A bold move for Paramount
The deal represents the first major strategic move for Paramount since its recent merger with Skydance Media and is a clear indicator of the company’s focus on leveraging live sports to drive streaming growth. Live events, with their ability to attract large, dedicated audiences, have become a crucial battleground in the streaming wars. By acquiring the rights to the UFC’s entire schedule—including its 13 numbered events and 30 “Fight Nights” a year—Paramount is positioning its streaming service as a must-have for mixed martial arts fans, a demographic that is both passionate and growing. Paramount has also indicated its intention to explore securing UFC rights in other international markets in the future.
End of pay-per-view
For UFC fans, the most impactful change is the end of the pay-per-view model in the US. Under the previous arrangement with ESPN, fans were required to pay an additional fee for premium events on top of their streaming subscription. The new deal with Paramount eliminates this extra cost, making all UFC content more accessible and affordable. UFC President Dana White has hailed the move as a major win for fans and fighters alike, suggesting it will lead to a broader audience for the sport and potentially increased opportunities for athletes.

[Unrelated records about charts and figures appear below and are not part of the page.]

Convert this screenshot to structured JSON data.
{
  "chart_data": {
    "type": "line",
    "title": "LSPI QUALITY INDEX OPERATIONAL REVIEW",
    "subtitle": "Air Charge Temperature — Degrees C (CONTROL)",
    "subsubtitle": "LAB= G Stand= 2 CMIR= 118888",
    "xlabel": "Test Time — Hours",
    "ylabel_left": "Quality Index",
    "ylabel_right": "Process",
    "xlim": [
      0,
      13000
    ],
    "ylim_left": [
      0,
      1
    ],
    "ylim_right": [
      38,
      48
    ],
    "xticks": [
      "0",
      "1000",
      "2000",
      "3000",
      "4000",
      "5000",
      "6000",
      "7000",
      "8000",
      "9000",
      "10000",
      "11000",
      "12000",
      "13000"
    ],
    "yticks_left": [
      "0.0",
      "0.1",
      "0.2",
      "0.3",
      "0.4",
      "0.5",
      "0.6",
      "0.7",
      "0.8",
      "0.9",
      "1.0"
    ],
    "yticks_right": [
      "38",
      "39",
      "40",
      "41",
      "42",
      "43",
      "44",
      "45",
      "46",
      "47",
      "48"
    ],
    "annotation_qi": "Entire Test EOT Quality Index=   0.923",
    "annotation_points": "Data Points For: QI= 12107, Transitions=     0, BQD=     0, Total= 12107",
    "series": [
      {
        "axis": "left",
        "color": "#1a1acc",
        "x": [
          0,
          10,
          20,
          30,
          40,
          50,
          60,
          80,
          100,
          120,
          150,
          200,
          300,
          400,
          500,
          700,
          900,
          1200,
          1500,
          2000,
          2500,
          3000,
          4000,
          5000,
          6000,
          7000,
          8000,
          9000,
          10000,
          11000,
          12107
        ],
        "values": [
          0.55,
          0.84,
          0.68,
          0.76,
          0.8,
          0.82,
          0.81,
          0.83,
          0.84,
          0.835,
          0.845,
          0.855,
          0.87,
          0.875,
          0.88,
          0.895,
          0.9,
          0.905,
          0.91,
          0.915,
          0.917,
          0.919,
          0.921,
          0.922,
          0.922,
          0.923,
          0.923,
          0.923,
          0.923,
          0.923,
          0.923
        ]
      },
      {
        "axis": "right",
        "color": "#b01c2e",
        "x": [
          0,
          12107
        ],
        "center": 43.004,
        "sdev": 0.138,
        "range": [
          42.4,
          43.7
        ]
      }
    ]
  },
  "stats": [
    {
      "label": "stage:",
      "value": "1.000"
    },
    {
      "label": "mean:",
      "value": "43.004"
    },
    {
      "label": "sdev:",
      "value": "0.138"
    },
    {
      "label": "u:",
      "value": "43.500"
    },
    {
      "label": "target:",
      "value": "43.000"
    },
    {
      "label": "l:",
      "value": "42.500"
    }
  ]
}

Financial and market implications
The $7.7 billion deal, which translates to an average of $1.1 billion annually, represents more than double the value of the UFC’s previous contract. This financial injection is a substantial boon for TKO Group, the parent company of the UFC, and is expected to provide significant economic stability. The market reacted positively to the news, with shares of TKO experiencing a notable surge following the announcement. For Paramount, the high-stakes investment is a bet on the long-term value of subscriber growth and retention, with the company hoping the exclusive content will boost its subscription numbers and justify the hefty price tag.
Competitive landscape
The acquisition of UFC rights by Paramount also highlights the aggressive competition for live sports content among major media companies. With rivals such as Disney, Amazon, and Netflix all vying for a piece of the live sports market, exclusive rights have become a key differentiator. While ESPN is losing the UFC, it has recently secured its own exclusive rights deal with the WWE, another major property under the TKO Group umbrella, demonstrating the fierce competition and reshuffling of major sports broadcasting. The new deal solidifies Paramount’s position as a serious contender in this landscape.